Son Osmanlı: Yandım Ali (2007, Yönetmen: Mustafa Şevki Doğan)
Yeşilçam’ın etkinliğini kaybetmesi, ülke sinemasının teknolojiye ayak uyduramayışı, izleyicinin farklı istekleri ya da başka bir neden. “Çizgi Romanla Gelenler”, günümüze yaklaşıldığında gitgide etkisini kaybetti. Benzer temada çekilen filmler azaldı, ülke sineması başka türlere yöneldi. Yine de “tarihsel fantazya”, sinemada kendisine yer bulmaya devam etti. 1960 yılında çıkardığı Karaoğlan ile adını duyuran Suat Yalaz’ın, benzer bir temada kahramanlık öyküsünü ele aldığı, işgal yıllarında geçen filmde, ülkesinden ümidini kesmiş Birinci Dünya Savaşı gazisi Yandım Ali’nin (Kenan İmirzalıoğlu), Mustafa Kemal Paşa ile karşılaşması sonucu fikrini değiştirmesi ve işgalcilere karşı kahramanca savaşması işlendi.

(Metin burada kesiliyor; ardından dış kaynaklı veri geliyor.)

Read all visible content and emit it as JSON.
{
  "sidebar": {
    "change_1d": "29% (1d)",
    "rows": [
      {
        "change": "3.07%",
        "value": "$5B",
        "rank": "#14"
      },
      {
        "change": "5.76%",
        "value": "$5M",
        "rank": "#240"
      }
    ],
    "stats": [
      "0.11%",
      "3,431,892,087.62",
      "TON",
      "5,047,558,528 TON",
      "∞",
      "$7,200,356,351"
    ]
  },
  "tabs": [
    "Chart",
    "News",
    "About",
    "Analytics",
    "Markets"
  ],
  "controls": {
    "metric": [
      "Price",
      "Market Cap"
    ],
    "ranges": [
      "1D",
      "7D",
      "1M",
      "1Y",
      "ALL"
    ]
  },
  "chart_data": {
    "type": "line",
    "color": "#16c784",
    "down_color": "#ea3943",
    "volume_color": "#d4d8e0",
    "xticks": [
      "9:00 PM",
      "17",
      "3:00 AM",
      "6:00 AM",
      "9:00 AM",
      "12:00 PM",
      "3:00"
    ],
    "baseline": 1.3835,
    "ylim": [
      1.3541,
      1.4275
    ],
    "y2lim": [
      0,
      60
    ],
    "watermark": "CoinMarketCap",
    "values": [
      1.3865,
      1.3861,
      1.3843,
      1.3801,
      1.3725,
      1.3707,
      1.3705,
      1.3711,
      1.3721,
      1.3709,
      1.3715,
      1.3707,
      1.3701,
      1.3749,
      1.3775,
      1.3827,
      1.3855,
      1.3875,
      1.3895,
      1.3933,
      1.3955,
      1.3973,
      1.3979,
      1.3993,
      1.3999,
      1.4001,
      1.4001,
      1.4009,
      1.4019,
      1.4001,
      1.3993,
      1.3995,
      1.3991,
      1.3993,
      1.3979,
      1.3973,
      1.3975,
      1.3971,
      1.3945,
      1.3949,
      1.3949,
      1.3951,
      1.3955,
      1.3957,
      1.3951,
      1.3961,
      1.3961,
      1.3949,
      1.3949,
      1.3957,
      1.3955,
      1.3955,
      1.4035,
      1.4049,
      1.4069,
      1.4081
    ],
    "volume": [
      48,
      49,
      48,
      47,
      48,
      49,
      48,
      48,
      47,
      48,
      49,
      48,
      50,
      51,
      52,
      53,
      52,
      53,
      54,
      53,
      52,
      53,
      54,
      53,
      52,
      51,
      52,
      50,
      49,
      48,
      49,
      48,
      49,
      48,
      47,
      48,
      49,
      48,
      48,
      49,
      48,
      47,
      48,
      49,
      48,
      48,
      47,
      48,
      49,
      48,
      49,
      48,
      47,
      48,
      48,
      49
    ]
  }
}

Kötü Kedi Şerafettin (2016, Yönetmenler: Mehmet Kurtuluş & Ayşe Ünal)
Bülent Üstün’ün ilk olarak 1996 yılında okuyucuyla L-Manyak dergisinde buluşturduğu Şero karakteri kısa sürede popüler oldu ve çok beğenildi. Belki de bu kadar çok beğenilmesinin sebebi, Cihangir gibi o dönemde soylulaşmakta olan bir muhitte, sosyal bir çatışma içinde olan insanın öfkesini, mizah yoluyla bir sembol üzerinden sunmasıydı. Orijinal öyküye sadık kalınarak yapılan animasyon filminde, içki ve sigara içen, kavgalara karışan, dişi kedilere sarkan kötü kedi Şerafettin’in, henüz kendisi gibi olmayan oğlu Tacettin ile tanışması ve baba olmayı öğrenme süreci konu alındı.
Kaynakça:
Scognamillo, Giovanni & Demirhan, Metin. Fantastik Türk Sineması. İstanbul: Kabalcı Yayınevi, 1999. Print.